Jean-Baptiste Barthélemy de Lesseps (1766-1834) was an officer on the Astrolabe, one of the two ships in the ill-fated scientific expedition of La Pérouse. Having sailed across the Pacific, visiting Easter Island, the Sandwich Islands, Alaska, California, Manila and Macao, the expedition arrived in Kamchatka (the easternmost outpost of Russian colonisation) in September 1787, in order to replenish supplies. De Lesseps was selected by La Pérouse to return overland from there to Europe, carrying with him all the highly-sensitive reports and charts of the expedition up to this point, which La Pérouse was determined should reach French authorities as soon as possible. La Pérouse’s ships then headed south towards New Holland, and their encounter with Arthur Phillip’s First Fleet outside Botany Bay in January 1788 would be their last meeting with fellow Europeans. De Lessep’s intrepid and epic journey to St Petersburg took more than twelve months. In St Petersburg he was able to safely hand over the expedition’s documents to the French ambassador. On his return to Paris, he was feted as a national hero and was appointed consul in Kronstadt (St Petersburg), thus commencing a distinguished diplomatic career.

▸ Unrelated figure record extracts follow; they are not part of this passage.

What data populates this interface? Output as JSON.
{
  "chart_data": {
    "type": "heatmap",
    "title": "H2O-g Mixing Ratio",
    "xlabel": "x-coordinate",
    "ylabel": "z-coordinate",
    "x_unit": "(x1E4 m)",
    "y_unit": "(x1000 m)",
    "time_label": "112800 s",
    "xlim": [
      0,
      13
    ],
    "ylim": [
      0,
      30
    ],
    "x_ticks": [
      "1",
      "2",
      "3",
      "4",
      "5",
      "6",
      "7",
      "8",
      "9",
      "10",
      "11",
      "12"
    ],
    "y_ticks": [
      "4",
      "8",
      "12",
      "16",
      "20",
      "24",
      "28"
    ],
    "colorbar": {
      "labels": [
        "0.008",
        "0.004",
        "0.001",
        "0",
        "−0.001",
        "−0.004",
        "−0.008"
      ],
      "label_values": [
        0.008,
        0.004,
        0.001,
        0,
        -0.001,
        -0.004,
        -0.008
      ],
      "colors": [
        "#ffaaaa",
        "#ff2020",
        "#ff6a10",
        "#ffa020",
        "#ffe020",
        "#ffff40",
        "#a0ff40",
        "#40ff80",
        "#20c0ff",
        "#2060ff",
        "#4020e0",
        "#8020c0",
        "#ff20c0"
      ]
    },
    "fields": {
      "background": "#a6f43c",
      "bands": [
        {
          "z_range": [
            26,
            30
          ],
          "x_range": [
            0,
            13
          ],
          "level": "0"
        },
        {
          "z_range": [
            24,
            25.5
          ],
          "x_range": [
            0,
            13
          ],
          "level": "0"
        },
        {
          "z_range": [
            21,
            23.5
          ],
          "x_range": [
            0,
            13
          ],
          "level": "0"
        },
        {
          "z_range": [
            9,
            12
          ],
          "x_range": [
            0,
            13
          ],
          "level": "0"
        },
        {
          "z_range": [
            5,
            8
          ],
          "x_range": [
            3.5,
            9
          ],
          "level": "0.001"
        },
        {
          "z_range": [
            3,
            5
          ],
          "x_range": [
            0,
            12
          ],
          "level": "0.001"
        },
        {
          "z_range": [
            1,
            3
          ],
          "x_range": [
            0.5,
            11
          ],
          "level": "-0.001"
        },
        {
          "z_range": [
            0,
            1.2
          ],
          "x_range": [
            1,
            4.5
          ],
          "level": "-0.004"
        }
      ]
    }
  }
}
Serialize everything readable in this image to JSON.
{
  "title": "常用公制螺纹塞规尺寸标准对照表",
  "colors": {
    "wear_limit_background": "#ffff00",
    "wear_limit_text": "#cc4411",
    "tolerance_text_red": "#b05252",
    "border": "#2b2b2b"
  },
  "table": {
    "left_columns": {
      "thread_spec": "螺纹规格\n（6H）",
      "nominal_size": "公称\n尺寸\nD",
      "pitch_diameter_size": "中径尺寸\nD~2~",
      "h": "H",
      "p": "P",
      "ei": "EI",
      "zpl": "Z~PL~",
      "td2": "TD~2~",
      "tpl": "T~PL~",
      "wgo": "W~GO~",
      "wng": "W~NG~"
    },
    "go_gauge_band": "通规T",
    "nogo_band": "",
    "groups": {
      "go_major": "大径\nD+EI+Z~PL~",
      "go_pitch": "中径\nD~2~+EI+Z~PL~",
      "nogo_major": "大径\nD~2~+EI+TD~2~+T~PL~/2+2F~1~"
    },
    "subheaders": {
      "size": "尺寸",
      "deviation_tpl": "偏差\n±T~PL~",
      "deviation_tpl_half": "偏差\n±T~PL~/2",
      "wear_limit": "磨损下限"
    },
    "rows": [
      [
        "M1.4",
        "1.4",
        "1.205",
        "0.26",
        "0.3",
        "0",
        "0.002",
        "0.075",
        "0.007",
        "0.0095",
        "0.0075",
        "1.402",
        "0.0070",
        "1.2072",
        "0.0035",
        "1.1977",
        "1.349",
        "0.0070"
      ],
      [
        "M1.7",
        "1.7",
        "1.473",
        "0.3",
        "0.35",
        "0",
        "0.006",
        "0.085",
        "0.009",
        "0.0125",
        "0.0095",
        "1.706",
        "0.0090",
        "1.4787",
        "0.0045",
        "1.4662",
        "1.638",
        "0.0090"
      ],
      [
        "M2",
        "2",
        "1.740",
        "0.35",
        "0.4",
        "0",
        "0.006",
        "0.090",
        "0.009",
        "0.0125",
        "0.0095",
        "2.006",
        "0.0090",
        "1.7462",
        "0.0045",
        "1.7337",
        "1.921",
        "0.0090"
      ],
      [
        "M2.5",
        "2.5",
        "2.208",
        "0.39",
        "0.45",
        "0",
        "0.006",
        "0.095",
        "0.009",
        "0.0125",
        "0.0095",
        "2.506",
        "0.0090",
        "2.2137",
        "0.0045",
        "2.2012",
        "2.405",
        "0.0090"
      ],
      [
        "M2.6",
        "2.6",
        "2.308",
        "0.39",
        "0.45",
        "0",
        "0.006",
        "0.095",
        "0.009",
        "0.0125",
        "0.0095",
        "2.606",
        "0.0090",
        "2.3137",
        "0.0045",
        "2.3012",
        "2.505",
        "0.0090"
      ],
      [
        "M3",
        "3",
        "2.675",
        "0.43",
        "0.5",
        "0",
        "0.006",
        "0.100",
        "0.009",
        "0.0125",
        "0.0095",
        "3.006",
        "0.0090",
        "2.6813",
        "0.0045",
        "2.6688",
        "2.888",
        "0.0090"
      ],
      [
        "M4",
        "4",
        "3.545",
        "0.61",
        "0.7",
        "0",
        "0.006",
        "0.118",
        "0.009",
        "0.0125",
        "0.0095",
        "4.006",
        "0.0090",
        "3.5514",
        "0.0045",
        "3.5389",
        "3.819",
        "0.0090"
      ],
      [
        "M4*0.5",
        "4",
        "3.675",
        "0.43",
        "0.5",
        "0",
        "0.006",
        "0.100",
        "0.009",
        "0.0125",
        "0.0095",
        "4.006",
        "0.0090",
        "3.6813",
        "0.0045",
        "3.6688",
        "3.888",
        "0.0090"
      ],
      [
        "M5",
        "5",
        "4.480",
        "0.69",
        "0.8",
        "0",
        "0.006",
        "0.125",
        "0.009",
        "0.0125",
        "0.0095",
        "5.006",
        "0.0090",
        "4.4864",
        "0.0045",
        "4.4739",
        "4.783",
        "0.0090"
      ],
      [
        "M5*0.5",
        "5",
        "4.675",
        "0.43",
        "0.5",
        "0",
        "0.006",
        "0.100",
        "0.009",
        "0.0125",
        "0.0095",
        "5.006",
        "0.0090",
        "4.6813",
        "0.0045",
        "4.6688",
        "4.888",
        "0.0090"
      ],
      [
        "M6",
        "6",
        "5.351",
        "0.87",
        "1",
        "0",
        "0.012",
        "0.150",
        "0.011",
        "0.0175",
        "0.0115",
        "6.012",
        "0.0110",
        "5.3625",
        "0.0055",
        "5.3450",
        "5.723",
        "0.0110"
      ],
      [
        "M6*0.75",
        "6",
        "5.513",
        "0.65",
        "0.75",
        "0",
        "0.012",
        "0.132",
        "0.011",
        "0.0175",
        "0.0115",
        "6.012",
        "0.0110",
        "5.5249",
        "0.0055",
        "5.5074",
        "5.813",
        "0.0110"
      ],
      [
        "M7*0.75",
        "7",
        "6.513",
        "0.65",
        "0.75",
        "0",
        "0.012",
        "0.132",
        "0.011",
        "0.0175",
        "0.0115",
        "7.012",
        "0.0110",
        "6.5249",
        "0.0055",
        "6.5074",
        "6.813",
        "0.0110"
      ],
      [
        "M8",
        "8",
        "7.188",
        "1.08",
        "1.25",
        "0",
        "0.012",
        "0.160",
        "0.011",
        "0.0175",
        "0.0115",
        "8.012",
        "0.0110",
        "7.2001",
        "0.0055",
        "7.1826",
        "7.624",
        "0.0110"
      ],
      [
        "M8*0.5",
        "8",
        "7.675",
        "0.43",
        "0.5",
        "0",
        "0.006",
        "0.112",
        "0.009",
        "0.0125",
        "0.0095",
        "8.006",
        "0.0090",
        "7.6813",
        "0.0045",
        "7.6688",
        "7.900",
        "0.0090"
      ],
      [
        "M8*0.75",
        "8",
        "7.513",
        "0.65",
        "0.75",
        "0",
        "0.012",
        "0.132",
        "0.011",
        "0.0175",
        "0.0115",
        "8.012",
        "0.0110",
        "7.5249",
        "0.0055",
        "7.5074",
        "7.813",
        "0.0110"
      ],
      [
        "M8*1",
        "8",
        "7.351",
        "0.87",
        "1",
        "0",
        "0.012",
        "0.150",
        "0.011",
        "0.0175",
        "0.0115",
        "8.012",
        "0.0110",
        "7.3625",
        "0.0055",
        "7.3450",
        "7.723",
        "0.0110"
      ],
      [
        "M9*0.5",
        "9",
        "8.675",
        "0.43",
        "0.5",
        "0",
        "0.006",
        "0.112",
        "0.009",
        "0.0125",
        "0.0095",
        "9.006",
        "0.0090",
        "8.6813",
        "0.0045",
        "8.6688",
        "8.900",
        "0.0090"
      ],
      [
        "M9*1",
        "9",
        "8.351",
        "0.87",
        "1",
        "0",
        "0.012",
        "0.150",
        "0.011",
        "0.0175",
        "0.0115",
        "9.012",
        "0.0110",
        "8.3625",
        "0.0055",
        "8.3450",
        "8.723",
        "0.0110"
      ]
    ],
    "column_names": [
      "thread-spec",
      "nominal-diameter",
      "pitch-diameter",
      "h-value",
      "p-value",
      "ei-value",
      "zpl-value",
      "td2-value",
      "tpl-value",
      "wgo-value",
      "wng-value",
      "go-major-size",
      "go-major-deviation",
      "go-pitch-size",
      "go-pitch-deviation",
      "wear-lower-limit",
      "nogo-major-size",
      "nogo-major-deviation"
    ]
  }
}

De Lessep’s own account of his journey was first published in 1790 (Journal historique du voyage de M. de Lesseps, consul de France, employé dans l’expédition de M. le comte de la Pérouse en qualité d’interprète du roi…), and was also translated into English the same year (Travels in Kamchatka during the years 1787 and 1788). The narrative includes much important ethnological information about the indigenous peoples of the Russian Arctic (illustrated by engravings which were made under the direction of de Lesseps himself), as well as a lexicon of four Siberian languages, of great significance in the field of comparative linguistics. The preface to this little-known later edition was written by de Lessep’s nephew, Ferdinand de Lesseps, who was the chief developer of the Suez Canal.

Unrecorded in Australian collections.